Словом, немало нового узнал я в этот день и о нашем отделении, и о «Пятаке».

– Где ты был?! – вскричал Саша, лишь только я зашёл в квартиру. Оказалось, он уже три раза звонил в отделение, справлялся насчёт меня. Ему отвечали, что среди задержанных Дьяконова нет и не было.

Я рассказывал о допросе, Саша, расхаживая взад-вперёд по комнате, ерошил шевелюру, бормотал о «милицейском беспределе». Когда я закончил, он – не без театральности – положил мне на плечи руки и сказал:

– Ничего, брат, мы всё снесём!

Потом вытащил из заначки бутылку водки. Сели за стол. Мало-помалу разговор соскользнул на темы лирические: о мечтах, искусстве, любви. Расчувствовавшись, Саша заговорил о вещах сокровенных, о чём обычно принято помалкивать, хотя случается, что рассказывают по пьяному делу, когда всё трын-трава, лишь бы народ посмешить. Саша же выбрал форму исповеди (что ни говори, простоват мой друг). Речь шла о его хроническом невезении в отношениях с девушками. Слушать его было бы смешно, если бы не мучительные интонации в голосе. Первой была история о том, как Сашина однокурсница, девчонка-оторва, завлекла его в нежилой, заставленный строительными лесами дом. Они кое-как пристроились на стопке сложенных друг на друга паллет. У неопытного Саши ничего толком не вышло – только раззадорил партнёршу. Та разозлилась, стала его с себя сталкивать, шаткое ложе накренилось, и они упали. Саша особо не пострадал, девушка же приземлилась в собачье дерьмо, да ещё и нос расквасила.

Рассказав ещё парочку курьёзных случаев, Саша перешёл к главному: апогею своих любовных злоключений. Это особенно драматичное для него фиаско оказалось также и самым анекдотичным. Полгода ухаживаний, взаимная влюблённость, романтичная, нежная девственница Соня, мечты о совместном будущем. И вот кульминационный момент: они, обнажённые, в кровати; страстные поцелуи, слова любви; Саша занимает позицию, неловко поворачивается и… испускает газы!

– Звук, я тебе скажу, вышел омерзительнейший – треск, шипение и такая переливчатая трель, будто из меня фонтан перловки забил, – Саша кривился.

– М-да… – сказал я. – Печальная симфония.

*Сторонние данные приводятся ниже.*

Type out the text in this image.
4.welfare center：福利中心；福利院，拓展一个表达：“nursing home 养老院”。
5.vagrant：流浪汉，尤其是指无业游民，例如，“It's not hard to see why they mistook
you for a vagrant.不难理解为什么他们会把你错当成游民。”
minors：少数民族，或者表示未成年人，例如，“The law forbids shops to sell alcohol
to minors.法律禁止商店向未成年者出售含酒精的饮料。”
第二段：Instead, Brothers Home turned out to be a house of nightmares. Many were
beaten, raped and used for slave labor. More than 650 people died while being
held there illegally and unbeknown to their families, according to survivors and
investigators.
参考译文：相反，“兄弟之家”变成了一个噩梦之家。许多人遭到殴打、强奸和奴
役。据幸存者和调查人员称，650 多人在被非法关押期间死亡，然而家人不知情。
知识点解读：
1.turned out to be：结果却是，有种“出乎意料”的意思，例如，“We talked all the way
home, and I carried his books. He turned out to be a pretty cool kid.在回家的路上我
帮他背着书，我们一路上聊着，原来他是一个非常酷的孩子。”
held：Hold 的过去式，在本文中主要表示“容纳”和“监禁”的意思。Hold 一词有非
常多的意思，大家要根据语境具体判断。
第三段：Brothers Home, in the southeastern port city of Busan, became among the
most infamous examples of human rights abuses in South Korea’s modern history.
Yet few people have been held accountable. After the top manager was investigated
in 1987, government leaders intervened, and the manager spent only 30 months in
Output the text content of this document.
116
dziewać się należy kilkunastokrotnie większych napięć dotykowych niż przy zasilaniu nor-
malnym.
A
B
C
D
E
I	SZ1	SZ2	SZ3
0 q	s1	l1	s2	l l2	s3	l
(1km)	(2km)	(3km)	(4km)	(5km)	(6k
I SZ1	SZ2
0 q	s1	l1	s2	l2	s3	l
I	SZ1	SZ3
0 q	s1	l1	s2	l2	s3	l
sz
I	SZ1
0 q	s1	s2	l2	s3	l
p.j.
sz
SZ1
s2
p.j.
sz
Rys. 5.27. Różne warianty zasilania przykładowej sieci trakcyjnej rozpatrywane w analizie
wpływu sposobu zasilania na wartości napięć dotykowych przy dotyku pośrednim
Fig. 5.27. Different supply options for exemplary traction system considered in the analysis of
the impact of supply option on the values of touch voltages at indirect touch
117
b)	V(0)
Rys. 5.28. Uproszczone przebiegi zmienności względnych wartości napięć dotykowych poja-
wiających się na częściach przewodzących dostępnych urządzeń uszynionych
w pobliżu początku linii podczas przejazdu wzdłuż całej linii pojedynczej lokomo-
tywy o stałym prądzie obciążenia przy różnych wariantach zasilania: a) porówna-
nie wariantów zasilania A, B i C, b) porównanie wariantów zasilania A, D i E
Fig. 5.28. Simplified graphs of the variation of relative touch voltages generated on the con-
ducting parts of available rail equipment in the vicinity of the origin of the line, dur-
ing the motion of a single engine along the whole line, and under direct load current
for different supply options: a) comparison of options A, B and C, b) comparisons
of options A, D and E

– Да, смешно! Со смеху сдохнуть можно! Но ты только вообрази, что это значило для меня! Это ведь последний день Помпеи, Хиросима и Нагасаки вместе! Я всерьёз подумывал о самоубийстве.

– И чем закончилось?

– Месяца два прошло, я вроде как успокоился, решился позвонить. Дурак! Разрыдалась, назвала поганым животным… и ещё что-то подобное кричала. Не понимаю, – Саша обиженно моргал, – откуда столько злости? Будто я намеренно так поступил…

– Ну и хорошо, что так вышло. На кой хрен тебе такая дура, сам подумай? – утешил я и, подняв стаканчик, добавил: – Не переживай, встретишь ещё свою Суламифь!

Мы выпили, и я в свою очередь рассказал об Ане, о её красоте, о наших давних запутанных отношениях. Саша слушал с мечтательным выражением лица и, погрустнев, заметил, что это настоящий роман и что я счастливчик. Признался, что уже несколько раз передавал Юле цветы.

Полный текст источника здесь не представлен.